Experiential learning trip teaches King's students about overcoming conflict
April 11, 2024
A group of 33 King’s students, plus 10 from the affiliated Western campuses, are headed to Rondine Cittadella della Pace (Rondine City of Peace), an international, Nobel Prize-nominated centre for conflict resolution and peacebuilding, for their annual involvement in the King's at Rondine Seminar.
The King’s at Rondine Seminar, a unique, interdisciplinary program that draws on multiple disciplines at King's, is in its eighth year. The students, including those from the Foundations in the New Liberal Arts, Social Justice & Peace Studies (SJPS), and several other departments, will spend May 2-31, 2024, in residence at Rondine where they will engage in workshops, symposia, site visits and seminars focusing on issues of inter-ethnic conflict, climate, religion, borders, migration and other fields of conflict and peacebuilding.

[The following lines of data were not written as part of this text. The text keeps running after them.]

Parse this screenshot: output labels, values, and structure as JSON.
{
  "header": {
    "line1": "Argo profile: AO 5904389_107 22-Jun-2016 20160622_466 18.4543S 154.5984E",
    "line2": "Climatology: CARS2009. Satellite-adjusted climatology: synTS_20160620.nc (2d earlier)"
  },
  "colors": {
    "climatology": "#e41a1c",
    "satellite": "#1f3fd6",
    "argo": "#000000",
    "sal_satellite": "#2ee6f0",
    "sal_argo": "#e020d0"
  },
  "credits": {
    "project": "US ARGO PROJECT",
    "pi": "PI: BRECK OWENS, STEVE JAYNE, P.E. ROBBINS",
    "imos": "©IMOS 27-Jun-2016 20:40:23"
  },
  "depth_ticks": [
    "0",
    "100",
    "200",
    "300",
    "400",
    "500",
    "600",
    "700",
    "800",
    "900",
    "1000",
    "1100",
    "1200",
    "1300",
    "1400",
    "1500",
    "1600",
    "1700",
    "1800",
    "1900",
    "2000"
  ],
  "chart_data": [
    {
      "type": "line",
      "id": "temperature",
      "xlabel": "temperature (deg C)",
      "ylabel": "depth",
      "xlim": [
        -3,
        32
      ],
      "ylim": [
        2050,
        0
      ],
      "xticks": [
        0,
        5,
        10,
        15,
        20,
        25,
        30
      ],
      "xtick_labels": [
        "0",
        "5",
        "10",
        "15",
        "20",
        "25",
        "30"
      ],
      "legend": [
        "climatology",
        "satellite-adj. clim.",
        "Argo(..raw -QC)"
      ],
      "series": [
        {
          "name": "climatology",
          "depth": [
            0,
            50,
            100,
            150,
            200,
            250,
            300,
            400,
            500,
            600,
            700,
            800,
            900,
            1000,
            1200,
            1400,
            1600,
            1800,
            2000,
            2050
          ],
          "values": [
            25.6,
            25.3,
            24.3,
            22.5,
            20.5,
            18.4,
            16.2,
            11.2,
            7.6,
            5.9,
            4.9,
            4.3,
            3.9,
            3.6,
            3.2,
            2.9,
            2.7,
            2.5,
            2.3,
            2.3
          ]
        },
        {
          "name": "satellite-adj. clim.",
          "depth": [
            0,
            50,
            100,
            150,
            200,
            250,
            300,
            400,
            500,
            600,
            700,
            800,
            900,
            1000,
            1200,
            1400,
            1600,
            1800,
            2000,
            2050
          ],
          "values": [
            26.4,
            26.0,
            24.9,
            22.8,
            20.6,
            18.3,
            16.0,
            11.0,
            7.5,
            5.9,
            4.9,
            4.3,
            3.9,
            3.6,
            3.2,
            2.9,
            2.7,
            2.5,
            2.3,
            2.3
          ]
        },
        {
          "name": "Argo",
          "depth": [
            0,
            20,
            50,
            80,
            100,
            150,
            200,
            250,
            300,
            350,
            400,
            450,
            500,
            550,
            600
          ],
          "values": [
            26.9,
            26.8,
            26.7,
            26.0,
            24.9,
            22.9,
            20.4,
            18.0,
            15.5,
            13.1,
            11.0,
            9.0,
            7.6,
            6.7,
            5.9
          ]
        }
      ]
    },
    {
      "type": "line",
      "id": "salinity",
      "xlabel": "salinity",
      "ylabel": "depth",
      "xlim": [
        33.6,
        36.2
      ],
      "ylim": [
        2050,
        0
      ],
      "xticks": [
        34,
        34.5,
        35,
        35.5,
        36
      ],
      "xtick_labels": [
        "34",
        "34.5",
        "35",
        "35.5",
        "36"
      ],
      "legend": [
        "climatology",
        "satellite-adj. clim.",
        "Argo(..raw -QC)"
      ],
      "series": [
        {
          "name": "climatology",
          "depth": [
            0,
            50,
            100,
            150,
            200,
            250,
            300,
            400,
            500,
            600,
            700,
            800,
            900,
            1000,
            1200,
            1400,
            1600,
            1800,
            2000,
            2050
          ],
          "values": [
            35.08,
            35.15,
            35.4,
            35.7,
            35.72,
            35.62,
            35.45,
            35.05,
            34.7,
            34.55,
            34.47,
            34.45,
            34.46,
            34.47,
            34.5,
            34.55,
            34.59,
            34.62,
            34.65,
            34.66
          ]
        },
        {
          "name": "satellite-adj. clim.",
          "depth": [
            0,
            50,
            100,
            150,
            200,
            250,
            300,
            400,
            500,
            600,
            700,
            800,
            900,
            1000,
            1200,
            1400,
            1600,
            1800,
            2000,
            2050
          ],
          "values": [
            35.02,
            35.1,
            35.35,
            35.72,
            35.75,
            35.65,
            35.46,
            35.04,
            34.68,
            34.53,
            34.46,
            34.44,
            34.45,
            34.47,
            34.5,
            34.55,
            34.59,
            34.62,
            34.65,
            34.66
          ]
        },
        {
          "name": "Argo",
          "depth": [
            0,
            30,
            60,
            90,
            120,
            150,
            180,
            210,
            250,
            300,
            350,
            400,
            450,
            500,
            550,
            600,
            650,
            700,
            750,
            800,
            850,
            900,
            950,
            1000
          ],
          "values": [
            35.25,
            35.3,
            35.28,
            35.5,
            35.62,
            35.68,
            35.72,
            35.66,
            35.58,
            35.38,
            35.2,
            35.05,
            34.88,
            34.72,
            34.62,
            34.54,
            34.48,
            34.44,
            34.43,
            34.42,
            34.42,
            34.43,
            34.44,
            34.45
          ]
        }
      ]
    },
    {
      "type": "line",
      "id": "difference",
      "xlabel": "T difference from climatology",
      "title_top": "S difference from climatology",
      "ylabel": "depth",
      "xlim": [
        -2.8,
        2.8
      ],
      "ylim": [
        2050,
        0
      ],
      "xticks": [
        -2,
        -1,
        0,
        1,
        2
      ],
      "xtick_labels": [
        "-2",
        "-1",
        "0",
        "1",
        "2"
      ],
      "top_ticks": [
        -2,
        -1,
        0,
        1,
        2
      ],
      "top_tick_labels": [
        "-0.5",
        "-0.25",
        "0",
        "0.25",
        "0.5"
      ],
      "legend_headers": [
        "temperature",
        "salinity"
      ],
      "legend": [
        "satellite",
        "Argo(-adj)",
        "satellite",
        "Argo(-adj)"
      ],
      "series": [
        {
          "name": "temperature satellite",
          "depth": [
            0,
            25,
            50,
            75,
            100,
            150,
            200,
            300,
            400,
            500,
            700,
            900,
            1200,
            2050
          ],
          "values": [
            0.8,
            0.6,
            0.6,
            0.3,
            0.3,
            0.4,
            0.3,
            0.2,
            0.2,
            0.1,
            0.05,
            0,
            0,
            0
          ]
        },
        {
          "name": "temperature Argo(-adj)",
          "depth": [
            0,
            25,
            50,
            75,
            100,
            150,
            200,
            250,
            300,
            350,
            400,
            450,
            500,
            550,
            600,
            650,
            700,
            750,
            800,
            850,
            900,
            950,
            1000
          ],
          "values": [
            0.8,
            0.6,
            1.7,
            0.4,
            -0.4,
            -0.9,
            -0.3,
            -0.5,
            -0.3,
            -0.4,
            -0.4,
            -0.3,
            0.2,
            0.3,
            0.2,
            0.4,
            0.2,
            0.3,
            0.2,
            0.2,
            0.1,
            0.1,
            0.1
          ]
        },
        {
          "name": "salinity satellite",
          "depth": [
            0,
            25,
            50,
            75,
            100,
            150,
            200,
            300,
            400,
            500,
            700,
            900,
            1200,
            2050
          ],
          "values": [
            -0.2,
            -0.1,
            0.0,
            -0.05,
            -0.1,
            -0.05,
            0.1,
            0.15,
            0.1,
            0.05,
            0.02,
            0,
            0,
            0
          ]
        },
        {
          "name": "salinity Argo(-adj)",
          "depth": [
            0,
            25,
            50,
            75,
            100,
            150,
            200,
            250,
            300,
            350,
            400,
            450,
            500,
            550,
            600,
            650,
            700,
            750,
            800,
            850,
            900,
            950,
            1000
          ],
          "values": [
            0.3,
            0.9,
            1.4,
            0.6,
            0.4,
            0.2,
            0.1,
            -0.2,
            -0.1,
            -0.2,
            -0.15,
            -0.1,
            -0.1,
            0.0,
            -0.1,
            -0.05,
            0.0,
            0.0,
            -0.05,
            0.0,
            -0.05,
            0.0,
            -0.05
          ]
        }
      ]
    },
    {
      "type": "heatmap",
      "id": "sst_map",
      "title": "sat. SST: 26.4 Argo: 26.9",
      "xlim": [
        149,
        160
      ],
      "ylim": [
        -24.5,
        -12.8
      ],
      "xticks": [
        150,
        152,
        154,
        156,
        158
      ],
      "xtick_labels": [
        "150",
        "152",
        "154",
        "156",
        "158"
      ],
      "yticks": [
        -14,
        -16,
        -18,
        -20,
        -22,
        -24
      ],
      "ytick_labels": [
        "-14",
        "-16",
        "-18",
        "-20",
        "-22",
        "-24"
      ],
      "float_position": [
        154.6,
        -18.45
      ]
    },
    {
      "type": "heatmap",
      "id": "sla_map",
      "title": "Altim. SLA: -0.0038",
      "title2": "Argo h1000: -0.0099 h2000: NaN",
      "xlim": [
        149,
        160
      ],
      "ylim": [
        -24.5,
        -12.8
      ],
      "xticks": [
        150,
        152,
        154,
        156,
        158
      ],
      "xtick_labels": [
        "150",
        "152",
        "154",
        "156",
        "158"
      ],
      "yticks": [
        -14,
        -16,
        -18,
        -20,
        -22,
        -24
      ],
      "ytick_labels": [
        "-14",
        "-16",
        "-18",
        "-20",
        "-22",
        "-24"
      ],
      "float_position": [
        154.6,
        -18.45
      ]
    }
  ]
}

Deborah Canales, a third-year SJPS student, says her participation in Rondine will be “an academic journey I wish to take part in as it would allow me to enhance my understanding of displaced persons and the plight of members of our international community through the lens of social justice. Being able to meet individuals who were harmed by international conflicts and are now attempting to become role models to fight against that same violence is inspiring to me and will help me become stronger in my desire to help those in need by meeting inspiring like-minded people who will humanize the many concepts, stories, and inequalities that we so often research academically, but don't experience personally.”
King’s at Rondine is coordinated by Dr. Piero Pirani, Lecturer of Social Justice and Peace Studies. Several King's faculty members will also participate in this year's program including Dr. Ben Muller, Associate Professor and Program Coordinator of Migration and Border Studies; Dr. Allyson Larkin, Associate Professor and Department Chair of Social Justice & Peace Studies; Dr. Claudia Clausius, Associate Professor of English; Dr. Mark Yenson, Associate Academic Dean, and Dr. Josephine Gemson, Associate Professor of the School of Management, Economics, and Mathematics (MEM).

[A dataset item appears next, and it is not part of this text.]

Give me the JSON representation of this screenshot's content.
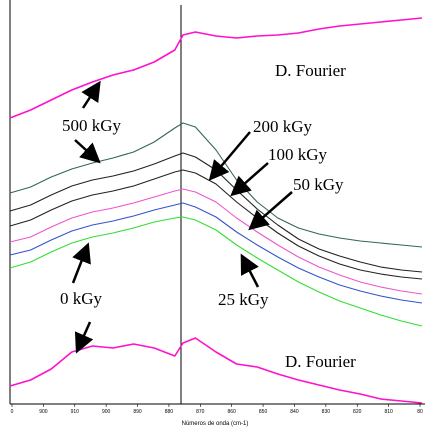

“This wide range of disciplinary interests emphasizes the humanist approach to conflict resolution at Rondine,” says Dr. Larkin.
The founding principle that guides the Rondine method for peacebuilding is that enemies must learn to live with one another for there to be the possibility of achieving enduring peace. The full, two-year Rondine program has youth from Israel and Palestine, Russia and Ukraine, Sudan and South Sudan, the Balkans and many other countries living and studying together as a way to explore the challenges of living with their enemies.
"One of the reasons I love this opportunity for our students is that they see peacebuilding and social justice as a humanist project; conflict de-escalation is not just about ending violence. Here our students must engage with a new language and learn about the complex histories, beliefs and cultural elements of conflict while surrounded by Roman walls, medieval churches and art. It is an extraordinary learning experience that is truly unique to Rondine,” says Dr. Larkin.
Canales says that she wishes to learn more about the personal struggles of the students at Rondine. “To face adversity on a cultural scale is a very straining and difficult process, and to be able to face this conflict, and choose to peacefully resist it rather than to escape or violently retaliate, to me, is the most honourable, mature, and difficult path one can take,” she says.
King's students will also take a course in Italian Language and Culture (ITAL 1045). All members of the Rondine community, including international participants, must learn Italian. It presents an incredible opportunity for King’s students to encounter a new language in the context of its history and culture.
“The study of Italian language and culture is a powerful way to bring together all students and Rondine community members. The study of the Italian language in this setting is a key element of community building at Rondine. Students take an intensive two-week course, to develop basic language skills that enable them to engage with other Rondine participants,” says Dr. Pirani.